Europeans: The First People of Europe
In light of these historical realities, Europeans must be considered as the first people in Europe: they meet the fundamental criterion, that of historical continuity, without rupture or external disturbance until the arrival of the neo-colonizers — meaning non-European mass immigration — starting in the 1960s–1980s. We know where we come from. Let us reaffirm this hidden truth of the great antiquity of the peopling of Europe by Europeans: 40,000 years for the distant origin, 15,000 years for the essential part of the genetic substrate, 5,000 years for the heart of cultural identity, 2,000 years for religious belonging.
This is true for Europeans in general, whose population has received no new contribution for more than 5,000 years. It is also true for each European people in particular, even if their antiquity, both ethnic and historical, is more recent, given the migrations internal to Europe. The fact remains that for France, Germany, and Italy, the ethnic stability of the population dates back, in large proportions, to the end of the Bronze Age (more than 1,000 BCE) or to the beginning of the Iron Age (around 500 BCE). In short, 2,500-3,000 years. Taking into account the “great invasions” — a population contribution of only a few percent over several centuries, but with significant cultural impact — one can consider that the historical people of each of these countries is less ancient than the ethnic people, since the former was not definitively constituted until between 500 and 1000 CE. The situation is different in Denmark, where the ethnic and cultural foundation has been stable for nearly 4,000 years. And in Great Britain, where the ethnic foundation was fixed later, given the Germanic and Nordic invasions of the first millennium. But the essential point is clear, far from the nonsense of pseudo “experts” about “countries of immigration”: an incredible permanence of 5,000 years for Europe as a whole, or 1,000-1,500 years for each of the European nations in its national cycle. The great medieval historian Marc Bloch saw in this stability the good fortune of Western Europe.

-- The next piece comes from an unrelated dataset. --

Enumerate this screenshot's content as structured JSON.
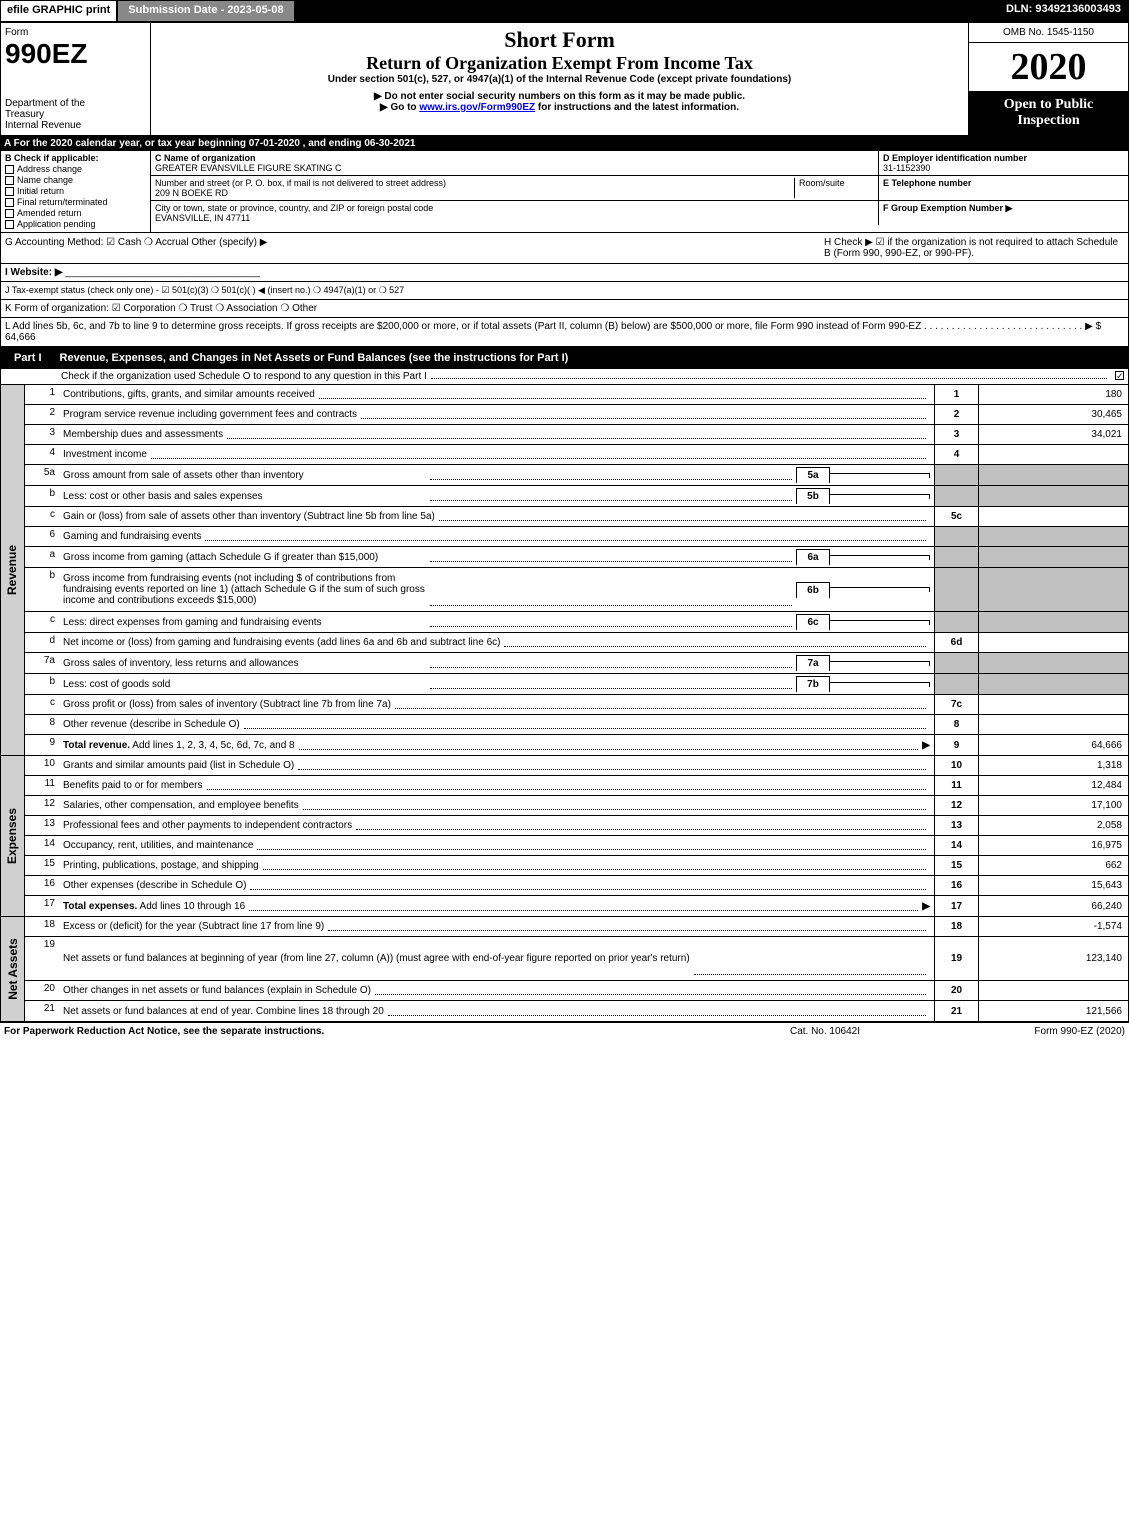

This is, at the very least, enough to ground the legitimacy of remaining oneself in accordance with the declarations of the 2007 UN Declaration on the Rights of Indigenous Peoples. Europeans are indeed the first people in Europe and, as such, must defend their right to remain themselves. To keep control of their lands, their architectural heritage, and their landscapes. To protect their language from creolization and bastardization, their culture and customs from savagery, not to mention the sustainability of their social systems. While regaining the full and complete exercise of their political rights: freedom of expression and sovereignty of the people. This is essential. At a time when international conventions protect “first peoples” —such as the Indians of the Amazon and the Melanesians or Wallisians of the Pacific — it is finally time to recognize for Europeans, the first people of Europe, the right to their ancestral lands, their right to defend their ethnic and civilizational identity, their right to refuse invasion by populations from elsewhere. The United Nations Declaration on the Rights of Indigenous Peoples from 2007 must also apply to Europeans threatened by invasive settler colonization.